A is from one ten and and B is from another.
We can't have them changing JS globals and affecting each other
We want to track resource usage for A and B
Once A and B are deployed, they won't change for some time so we can cache them
Once deployed, A and B will be executed thousands of times per second
A and B can vary quite wildly in size as we're embedding V8 for our customers to use, it is anyone's guess what the min,avg, max will be

If you are running untrusted code from multiple tenants the very bare minimum you should do is create a separate Isolate instance for each tenant. Better yet, run them in separate processes. While V8 is a good sandbox, it's not bulletproof and multiple levels of security should be applied. You will also find that it's way easier to think in terms of isolates, than trying to juggle multiple snapshots and contexts.

If you are fine with the first request being a bit slower then creating a new isolate and executing tenants code will be enough for you - the baseline overhead that we measured in deno_core for an empty Isolate is about 4ms (ie. creating a process, creating isolate from a snapshot, running empty file, doing cleanup and exiting process). In deno itself it's about 15ms. If you are fine with such latency then I strongly recommend this approach.

You can then add the CodeCache into the mix and cache its output to make it cheaper to create new isolate with the same tenant code.

I could only find this regarding the ConsumeCodeCache so presuming that's right.
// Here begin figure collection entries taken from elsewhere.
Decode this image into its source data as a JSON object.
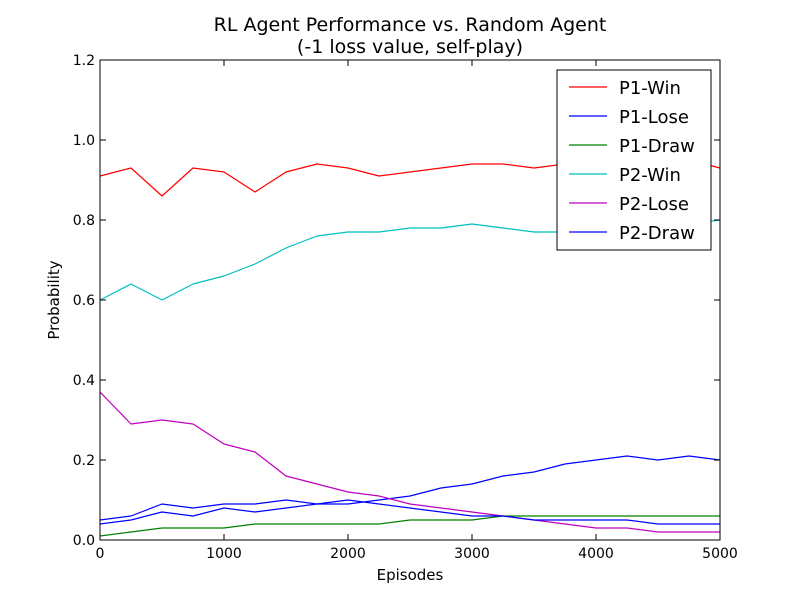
{
  "chart_data": {
    "type": "line",
    "title": "RL Agent Performance vs. Random Agent",
    "subtitle": "(-1 loss value, self-play)",
    "xlabel": "Episodes",
    "ylabel": "Probability",
    "xlim": [
      0,
      5000
    ],
    "ylim": [
      0,
      1.2
    ],
    "x_ticks": [
      0,
      1000,
      2000,
      3000,
      4000,
      5000
    ],
    "x_tick_labels": [
      "0",
      "1000",
      "2000",
      "3000",
      "4000",
      "5000"
    ],
    "y_ticks": [
      0,
      0.2,
      0.4,
      0.6,
      0.8,
      1.0,
      1.2
    ],
    "y_tick_labels": [
      "0.0",
      "0.2",
      "0.4",
      "0.6",
      "0.8",
      "1.0",
      "1.2"
    ],
    "grid": false,
    "legend_position": "top-right",
    "x": [
      0,
      250,
      500,
      750,
      1000,
      1250,
      1500,
      1750,
      2000,
      2250,
      2500,
      2750,
      3000,
      3250,
      3500,
      3750,
      4000,
      4250,
      4500,
      4750,
      5000
    ],
    "series": [
      {
        "name": "P1-Win",
        "color": "#ff0000",
        "values": [
          0.91,
          0.93,
          0.86,
          0.93,
          0.92,
          0.87,
          0.92,
          0.94,
          0.93,
          0.91,
          0.92,
          0.93,
          0.94,
          0.94,
          0.93,
          0.94,
          0.95,
          0.94,
          0.95,
          0.95,
          0.93
        ]
      },
      {
        "name": "P1-Lose",
        "color": "#0000ff",
        "values": [
          0.04,
          0.05,
          0.07,
          0.06,
          0.08,
          0.07,
          0.08,
          0.09,
          0.09,
          0.1,
          0.11,
          0.13,
          0.14,
          0.16,
          0.17,
          0.19,
          0.2,
          0.21,
          0.2,
          0.21,
          0.2
        ]
      },
      {
        "name": "P1-Draw",
        "color": "#008000",
        "values": [
          0.01,
          0.02,
          0.03,
          0.03,
          0.03,
          0.04,
          0.04,
          0.04,
          0.04,
          0.04,
          0.05,
          0.05,
          0.05,
          0.06,
          0.06,
          0.06,
          0.06,
          0.06,
          0.06,
          0.06,
          0.06
        ]
      },
      {
        "name": "P2-Win",
        "color": "#00bfbf",
        "values": [
          0.6,
          0.64,
          0.6,
          0.64,
          0.66,
          0.69,
          0.73,
          0.76,
          0.77,
          0.77,
          0.78,
          0.78,
          0.79,
          0.78,
          0.77,
          0.77,
          0.78,
          0.77,
          0.79,
          0.79,
          0.8
        ]
      },
      {
        "name": "P2-Lose",
        "color": "#bf00bf",
        "values": [
          0.37,
          0.29,
          0.3,
          0.29,
          0.24,
          0.22,
          0.16,
          0.14,
          0.12,
          0.11,
          0.09,
          0.08,
          0.07,
          0.06,
          0.05,
          0.04,
          0.03,
          0.03,
          0.02,
          0.02,
          0.02
        ]
      },
      {
        "name": "P2-Draw",
        "color": "#0000ff",
        "values": [
          0.05,
          0.06,
          0.09,
          0.08,
          0.09,
          0.09,
          0.1,
          0.09,
          0.1,
          0.09,
          0.08,
          0.07,
          0.06,
          0.06,
          0.05,
          0.05,
          0.05,
          0.05,
          0.04,
          0.04,
          0.04
        ]
      }
    ]
  }
}
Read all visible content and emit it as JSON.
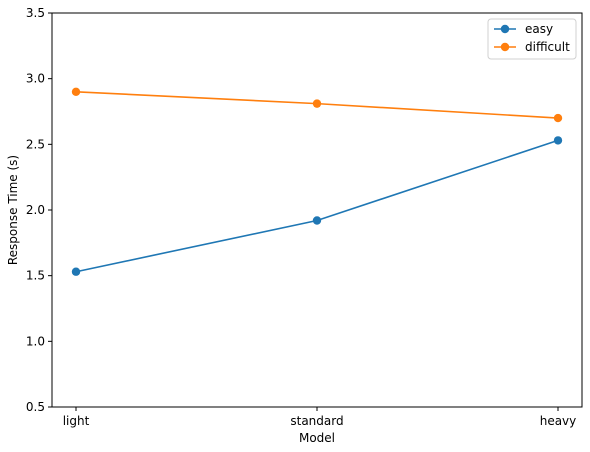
{
  "chart_data": {
    "type": "line",
    "title": "",
    "xlabel": "Model",
    "ylabel": "Response Time (s)",
    "categories": [
      "light",
      "standard",
      "heavy"
    ],
    "ylim": [
      0.5,
      3.5
    ],
    "yticks": [
      "0.5",
      "1.0",
      "1.5",
      "2.0",
      "2.5",
      "3.0",
      "3.5"
    ],
    "grid": false,
    "legend_position": "top-right",
    "series": [
      {
        "name": "easy",
        "color": "#1f77b4",
        "values": [
          1.53,
          1.92,
          2.53
        ]
      },
      {
        "name": "difficult",
        "color": "#ff7f0e",
        "values": [
          2.9,
          2.81,
          2.7
        ]
      }
    ]
  }
}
Seems to conflict with NoCacheReason though...
I'm seeing deno_core does something similar

Yes, you can copy the deno_core approach for easier integration.

[zcourts]

I appreciate you taking the time to feedback 4ms should be fine and yes it is untrusted code. I'll go the isolate per tenant route. It was a bit of a blunder jumping the gun to go for what I thought was the more optimised way of doing it before benchmarking, rookie mistake!

Appreciate your time and guidance on the matter!